The president of Egypt was hardly the first person Mohamed had startled through his incisive and gently delivered critique. Whether writing or speaking, Mohamed prompted those friends and colleagues who received his attention to revisit their assumptions, see old problems from new perspectives and delve into literatures of which they previously had no clue. Trained in the discipline of political science at the University of North Carolina-Chapel Hill, where he received his doctorate in 1983, Mohamed intuitively understood what today’s political scientists are still striving to grasp: the significance of transnational processes, the interplay of civil society and state in repressive conditions, and the vicissitudes of political liberalization.
Those who encountered Mohamed — whether at the Book Fair, his home, his office at the al-Ahram Center for Strategic Studies, or, briefly, in the buzzing den of the independent al-Badil newspaper — could not escape being illuminated, even warmed, by his mind and personality. Unpretentious but never reclusive, Mohamed touched countless people who now mourn his passing: the activists he communed with in Kifaya, the Arabic students he guided in the CASA III program, the academics and journalists he advised, and the avid fans of his columns in al-Badil and the quasi-official al-Ahram.

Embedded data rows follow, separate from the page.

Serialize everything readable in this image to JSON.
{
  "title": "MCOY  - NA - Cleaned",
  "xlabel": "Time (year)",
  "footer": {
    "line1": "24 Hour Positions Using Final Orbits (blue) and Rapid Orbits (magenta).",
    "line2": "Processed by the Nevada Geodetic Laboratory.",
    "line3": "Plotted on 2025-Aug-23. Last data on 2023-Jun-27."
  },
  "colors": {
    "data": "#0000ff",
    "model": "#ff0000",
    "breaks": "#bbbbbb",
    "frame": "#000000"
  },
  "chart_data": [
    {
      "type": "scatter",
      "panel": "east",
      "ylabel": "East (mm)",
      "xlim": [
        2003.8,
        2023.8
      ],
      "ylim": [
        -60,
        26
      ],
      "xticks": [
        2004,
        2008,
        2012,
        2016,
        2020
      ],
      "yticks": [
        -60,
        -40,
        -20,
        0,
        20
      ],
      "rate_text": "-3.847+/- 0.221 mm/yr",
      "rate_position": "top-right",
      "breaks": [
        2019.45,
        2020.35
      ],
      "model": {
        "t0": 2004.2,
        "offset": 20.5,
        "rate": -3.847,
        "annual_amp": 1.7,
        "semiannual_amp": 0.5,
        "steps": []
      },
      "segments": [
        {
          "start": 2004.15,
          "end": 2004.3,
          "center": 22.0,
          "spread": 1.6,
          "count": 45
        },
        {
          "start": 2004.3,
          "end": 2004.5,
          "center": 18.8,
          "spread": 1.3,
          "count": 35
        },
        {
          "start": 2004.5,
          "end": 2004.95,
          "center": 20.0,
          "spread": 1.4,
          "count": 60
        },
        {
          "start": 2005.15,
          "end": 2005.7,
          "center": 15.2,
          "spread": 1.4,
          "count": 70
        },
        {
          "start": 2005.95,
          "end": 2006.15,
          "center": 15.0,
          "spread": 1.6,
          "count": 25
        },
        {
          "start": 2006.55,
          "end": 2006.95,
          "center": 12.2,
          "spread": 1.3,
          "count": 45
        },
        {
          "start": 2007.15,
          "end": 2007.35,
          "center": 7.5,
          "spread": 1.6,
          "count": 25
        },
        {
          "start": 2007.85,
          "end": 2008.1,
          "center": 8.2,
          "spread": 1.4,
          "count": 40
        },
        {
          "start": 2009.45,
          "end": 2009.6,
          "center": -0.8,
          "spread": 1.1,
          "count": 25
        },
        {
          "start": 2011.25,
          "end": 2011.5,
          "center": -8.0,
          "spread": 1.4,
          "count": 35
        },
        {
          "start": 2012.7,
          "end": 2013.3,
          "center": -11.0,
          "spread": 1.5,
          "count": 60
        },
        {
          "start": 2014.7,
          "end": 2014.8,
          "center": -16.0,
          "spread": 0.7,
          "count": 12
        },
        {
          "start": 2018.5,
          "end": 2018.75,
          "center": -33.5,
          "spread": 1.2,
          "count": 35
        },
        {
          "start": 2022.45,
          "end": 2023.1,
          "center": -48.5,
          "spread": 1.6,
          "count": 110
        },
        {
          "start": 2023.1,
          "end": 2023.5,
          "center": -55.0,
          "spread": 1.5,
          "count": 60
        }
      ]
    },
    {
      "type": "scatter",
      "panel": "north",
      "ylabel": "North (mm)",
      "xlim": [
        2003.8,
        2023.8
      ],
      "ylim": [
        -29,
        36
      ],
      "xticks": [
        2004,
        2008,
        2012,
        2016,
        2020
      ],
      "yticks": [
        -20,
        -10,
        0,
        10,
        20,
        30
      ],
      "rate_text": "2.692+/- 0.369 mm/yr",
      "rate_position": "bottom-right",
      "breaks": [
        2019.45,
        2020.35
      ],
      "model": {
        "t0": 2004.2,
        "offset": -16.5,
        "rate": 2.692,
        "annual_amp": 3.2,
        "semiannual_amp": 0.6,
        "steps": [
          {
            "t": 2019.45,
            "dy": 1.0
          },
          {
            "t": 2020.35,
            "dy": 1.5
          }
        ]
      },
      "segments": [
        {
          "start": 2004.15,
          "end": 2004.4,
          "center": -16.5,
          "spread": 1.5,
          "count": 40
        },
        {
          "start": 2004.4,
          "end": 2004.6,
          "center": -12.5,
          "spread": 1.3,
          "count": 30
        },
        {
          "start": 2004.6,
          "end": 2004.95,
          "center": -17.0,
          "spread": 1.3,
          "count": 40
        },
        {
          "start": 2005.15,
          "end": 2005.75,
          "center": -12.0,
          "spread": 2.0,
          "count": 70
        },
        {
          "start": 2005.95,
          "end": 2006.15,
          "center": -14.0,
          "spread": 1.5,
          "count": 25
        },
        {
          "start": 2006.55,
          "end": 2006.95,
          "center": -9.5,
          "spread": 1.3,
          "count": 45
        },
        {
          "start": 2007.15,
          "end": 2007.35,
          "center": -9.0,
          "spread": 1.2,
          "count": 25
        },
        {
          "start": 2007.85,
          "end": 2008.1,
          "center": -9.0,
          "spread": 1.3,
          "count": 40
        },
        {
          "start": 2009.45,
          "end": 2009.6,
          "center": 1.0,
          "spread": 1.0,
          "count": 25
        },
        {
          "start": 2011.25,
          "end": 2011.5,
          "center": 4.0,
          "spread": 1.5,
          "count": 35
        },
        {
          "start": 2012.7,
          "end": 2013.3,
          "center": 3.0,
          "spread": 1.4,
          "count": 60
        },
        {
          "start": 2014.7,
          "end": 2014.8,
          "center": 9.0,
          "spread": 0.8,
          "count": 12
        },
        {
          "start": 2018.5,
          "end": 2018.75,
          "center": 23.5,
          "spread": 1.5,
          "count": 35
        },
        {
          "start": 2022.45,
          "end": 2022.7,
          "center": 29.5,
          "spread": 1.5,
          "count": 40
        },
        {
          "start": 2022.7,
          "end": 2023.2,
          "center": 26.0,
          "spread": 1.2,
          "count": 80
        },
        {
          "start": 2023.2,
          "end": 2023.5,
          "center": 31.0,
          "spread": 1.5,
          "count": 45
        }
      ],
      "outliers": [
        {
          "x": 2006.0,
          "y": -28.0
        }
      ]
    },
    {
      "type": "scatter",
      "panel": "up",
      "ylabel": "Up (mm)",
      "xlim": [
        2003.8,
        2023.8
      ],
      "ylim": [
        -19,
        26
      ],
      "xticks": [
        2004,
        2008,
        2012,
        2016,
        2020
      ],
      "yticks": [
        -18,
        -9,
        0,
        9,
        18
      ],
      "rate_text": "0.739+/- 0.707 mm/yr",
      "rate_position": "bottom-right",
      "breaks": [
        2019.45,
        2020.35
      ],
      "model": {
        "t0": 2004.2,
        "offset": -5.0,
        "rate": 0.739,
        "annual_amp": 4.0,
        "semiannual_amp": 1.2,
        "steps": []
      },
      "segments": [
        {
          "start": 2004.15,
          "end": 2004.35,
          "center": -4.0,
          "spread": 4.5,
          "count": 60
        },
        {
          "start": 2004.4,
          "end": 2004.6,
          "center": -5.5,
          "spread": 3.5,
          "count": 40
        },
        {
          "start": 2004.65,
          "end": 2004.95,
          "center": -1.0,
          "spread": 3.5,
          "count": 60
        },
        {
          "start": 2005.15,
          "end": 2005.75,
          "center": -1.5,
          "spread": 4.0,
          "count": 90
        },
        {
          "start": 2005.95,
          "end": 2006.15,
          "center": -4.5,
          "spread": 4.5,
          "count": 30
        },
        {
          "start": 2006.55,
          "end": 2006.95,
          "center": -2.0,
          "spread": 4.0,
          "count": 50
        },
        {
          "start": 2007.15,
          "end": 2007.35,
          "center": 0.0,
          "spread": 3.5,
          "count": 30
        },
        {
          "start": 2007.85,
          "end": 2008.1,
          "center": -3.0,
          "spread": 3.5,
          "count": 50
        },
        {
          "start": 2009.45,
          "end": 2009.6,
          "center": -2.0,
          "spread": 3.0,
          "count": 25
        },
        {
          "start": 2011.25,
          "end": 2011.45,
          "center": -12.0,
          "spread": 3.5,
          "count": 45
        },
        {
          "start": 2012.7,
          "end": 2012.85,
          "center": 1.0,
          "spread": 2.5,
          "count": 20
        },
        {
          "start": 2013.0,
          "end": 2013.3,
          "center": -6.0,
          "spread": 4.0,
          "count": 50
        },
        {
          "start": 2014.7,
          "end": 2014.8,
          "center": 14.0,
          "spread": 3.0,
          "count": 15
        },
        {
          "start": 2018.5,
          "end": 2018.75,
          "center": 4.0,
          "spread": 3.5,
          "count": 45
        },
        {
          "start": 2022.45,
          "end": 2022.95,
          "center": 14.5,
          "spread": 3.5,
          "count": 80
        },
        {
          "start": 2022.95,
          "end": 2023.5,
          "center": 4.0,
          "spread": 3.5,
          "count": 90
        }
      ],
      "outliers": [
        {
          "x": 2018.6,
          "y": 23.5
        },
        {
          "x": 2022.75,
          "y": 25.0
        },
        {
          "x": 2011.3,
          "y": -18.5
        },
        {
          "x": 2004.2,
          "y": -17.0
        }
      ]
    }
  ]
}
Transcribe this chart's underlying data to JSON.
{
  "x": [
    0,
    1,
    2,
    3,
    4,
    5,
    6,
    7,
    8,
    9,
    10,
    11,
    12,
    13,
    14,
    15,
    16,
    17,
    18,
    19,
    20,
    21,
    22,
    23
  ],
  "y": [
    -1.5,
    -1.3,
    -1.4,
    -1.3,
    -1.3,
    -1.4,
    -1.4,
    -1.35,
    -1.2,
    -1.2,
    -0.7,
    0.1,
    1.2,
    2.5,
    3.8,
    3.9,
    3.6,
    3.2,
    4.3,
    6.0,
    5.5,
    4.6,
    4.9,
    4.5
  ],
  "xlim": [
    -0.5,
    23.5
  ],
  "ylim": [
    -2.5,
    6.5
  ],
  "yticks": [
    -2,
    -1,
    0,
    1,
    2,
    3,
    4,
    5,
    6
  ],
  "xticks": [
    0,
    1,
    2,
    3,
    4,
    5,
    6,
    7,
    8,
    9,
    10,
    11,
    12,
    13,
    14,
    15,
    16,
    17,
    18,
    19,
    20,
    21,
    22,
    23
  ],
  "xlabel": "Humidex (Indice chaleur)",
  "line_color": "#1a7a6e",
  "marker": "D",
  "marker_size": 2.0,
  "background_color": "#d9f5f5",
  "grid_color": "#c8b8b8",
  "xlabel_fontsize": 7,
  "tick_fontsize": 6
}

Mohamed’s life epitomized the bold self-scrutiny and readiness to challenge power that MERIP champions. While vivid in recent memory, the establishment of al-Badil (in 2007), the exchange with Mubarak (2005) and the co-founding of Kifaya were late chapters in a four-decade commitment to social justice. From participating in the 1968 student demonstrations to going to jail in 1989 alongside protesting steel and iron workers, Mohamed believed in the ability of popular movements to advance human equality and dignity. His writings, which include over a half dozen monographs and collections, enabled a broad community of readers, most of whom would never join in social struggle, to grasp the meaning of those campaigns. Mohamed’s most fortunate legatees are the students, young and old, around the world, who will return to his work and example.